The absurdly imaginative and surrealist poet James Tate finished living yesterday at the age of 71. Tate, one of my favorite poets, stocked his poems with fantastic concrete imagery and amusing phrasing. He built strange worlds in his poems, but the genesis of his strangeness was generally rooted in everyday reality, except for instance, when characters like aliens ambled delightfully into his work (see his poem “The Cowboy“).
Tate’s poems are tiny stories, full of characters, conflict, and heavy doses of dialogue that draw you in so quickly you forget you’re reading a poem. His poems often end abruptly, leaving the dust of a whirlwind in your head and a strangeness settling all about you. Reading his poems is like feeling uncomfortable and unnerved in your own home. You want to simultaneously escape and remain. This is the sort of opposition that has and will continue to distinguish Tate’s work–humor and tragedy, light and darkness, imagination and reality–all blended together in what one publisher called “surprising pleasures”.

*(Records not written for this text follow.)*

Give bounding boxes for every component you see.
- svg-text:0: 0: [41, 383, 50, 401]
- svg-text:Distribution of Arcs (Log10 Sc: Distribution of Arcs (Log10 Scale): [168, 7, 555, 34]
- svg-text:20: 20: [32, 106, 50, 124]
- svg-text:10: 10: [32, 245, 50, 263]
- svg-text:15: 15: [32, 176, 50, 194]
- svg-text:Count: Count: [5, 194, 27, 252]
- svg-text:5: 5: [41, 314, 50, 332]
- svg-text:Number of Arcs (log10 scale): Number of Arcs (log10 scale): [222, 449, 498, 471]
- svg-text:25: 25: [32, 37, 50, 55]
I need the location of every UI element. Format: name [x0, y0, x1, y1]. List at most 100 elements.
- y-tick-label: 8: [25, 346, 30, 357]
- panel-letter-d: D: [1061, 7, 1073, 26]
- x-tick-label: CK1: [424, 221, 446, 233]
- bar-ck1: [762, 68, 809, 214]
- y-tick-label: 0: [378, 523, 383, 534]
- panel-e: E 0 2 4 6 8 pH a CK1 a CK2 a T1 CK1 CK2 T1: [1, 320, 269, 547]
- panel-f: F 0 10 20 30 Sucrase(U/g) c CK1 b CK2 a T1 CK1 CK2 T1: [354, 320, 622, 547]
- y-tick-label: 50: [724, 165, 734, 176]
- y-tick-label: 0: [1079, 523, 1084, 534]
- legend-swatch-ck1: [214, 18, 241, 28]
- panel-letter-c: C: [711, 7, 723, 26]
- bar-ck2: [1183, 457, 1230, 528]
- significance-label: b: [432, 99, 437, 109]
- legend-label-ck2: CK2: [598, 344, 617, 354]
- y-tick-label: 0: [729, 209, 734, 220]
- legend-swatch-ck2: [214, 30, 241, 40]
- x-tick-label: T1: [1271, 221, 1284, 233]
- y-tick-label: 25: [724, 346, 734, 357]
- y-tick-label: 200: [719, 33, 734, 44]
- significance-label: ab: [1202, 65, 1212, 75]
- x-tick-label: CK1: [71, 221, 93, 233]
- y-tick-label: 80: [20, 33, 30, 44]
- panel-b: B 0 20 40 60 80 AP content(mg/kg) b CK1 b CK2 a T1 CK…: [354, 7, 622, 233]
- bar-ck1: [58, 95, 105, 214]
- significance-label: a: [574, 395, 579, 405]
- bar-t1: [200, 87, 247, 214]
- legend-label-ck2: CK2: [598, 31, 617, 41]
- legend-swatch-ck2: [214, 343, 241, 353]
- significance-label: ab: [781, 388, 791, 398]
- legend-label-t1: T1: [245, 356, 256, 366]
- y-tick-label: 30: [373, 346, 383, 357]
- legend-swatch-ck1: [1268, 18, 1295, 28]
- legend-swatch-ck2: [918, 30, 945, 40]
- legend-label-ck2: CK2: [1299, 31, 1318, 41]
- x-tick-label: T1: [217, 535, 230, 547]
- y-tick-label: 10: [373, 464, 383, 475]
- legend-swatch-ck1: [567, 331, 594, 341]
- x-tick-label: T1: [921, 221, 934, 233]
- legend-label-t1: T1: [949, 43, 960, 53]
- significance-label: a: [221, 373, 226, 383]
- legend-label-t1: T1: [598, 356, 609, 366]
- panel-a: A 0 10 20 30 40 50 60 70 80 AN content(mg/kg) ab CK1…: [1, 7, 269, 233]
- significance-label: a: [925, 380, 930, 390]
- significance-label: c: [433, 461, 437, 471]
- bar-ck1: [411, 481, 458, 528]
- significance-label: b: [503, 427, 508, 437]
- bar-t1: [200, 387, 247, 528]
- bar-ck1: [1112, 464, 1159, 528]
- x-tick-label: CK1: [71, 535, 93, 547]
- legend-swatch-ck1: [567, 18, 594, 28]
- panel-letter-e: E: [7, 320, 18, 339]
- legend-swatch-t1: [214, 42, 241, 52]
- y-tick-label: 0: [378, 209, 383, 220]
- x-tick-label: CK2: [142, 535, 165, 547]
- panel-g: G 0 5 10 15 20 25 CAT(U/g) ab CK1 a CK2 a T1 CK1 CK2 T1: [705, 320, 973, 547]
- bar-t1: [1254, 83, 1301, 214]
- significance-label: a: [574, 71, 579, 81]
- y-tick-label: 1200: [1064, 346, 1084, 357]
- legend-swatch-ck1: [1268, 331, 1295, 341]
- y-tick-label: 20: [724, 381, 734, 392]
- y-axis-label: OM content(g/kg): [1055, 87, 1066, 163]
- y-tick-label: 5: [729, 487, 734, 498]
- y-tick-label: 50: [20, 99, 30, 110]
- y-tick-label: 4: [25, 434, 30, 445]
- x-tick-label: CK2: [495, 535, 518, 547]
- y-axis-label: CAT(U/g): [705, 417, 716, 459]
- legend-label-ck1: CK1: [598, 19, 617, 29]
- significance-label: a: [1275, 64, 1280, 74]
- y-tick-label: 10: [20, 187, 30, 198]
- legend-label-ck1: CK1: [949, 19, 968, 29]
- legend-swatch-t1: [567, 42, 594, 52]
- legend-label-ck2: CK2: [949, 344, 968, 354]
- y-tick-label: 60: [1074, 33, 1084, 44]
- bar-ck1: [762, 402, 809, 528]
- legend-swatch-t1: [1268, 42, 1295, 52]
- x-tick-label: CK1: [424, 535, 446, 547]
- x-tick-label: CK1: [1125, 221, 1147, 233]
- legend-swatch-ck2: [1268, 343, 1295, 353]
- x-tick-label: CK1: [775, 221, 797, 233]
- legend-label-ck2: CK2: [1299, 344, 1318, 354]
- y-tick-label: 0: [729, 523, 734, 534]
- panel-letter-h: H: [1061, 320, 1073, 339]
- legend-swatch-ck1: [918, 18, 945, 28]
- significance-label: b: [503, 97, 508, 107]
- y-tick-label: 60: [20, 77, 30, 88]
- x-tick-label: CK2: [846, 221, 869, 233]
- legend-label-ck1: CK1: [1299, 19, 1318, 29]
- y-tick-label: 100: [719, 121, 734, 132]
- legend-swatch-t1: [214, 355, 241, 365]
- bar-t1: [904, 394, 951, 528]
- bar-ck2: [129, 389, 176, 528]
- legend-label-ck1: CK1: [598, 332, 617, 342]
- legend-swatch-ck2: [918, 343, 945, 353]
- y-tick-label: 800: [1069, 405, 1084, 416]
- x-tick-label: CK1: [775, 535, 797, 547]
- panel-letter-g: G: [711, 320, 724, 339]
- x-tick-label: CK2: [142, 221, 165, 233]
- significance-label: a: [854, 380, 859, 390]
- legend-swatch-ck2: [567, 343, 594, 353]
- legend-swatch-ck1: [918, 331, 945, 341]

While it’s difficult to select only one Tate poem, I enjoy “The Memories of Fish” because it demonstrates a wonderful blend of tragedy and comedy so often evident in his poems. I also enjoy the poem’s enjambment and hidden technical aspects, such as its use of sonic elements (alliteration, assonance, internal rhyme, etc.). They’re subtle; they don’t jolt you out of the poem, yet they’re still doing a great deal of work to pace the poem and its reader.
The Memories of Fish
Stanley took a day off from the office
and spent the whole day talking to fish in
his aquarium. To the little catfish scuttling
along the bottom he said, “Vacuum that scum,
boy. Suck it up. That’s your job.” The skinny
pencil fish swam by and he said, “Scribble,
scribble, scribble. Write me a novel, needle-
nose.” The angel executed a particularly
masterful left turn and Stanley said, “You’re
no angel, but you sure can drive.” Then he broke
for lunch and made himself a tuna fish sandwich,
the irony of which did not escape him. Oh no,
he wallowed in it, savoring every bite. Then
he returned to his chair in front of the aquarium.
A swarm of tiny neons amused him. “What do you
think this is, Times Square!” he shouted. And
so it went long into the night. The next morning
Stanley was horribly embarrassed by his behavior
and he apologized to the fish several times,
but they never really forgave him. He had mocked
their very fishiness, and for this there can be
– from Return to the City of White Donkeys by James Tate, published by Ecco Press, 2005.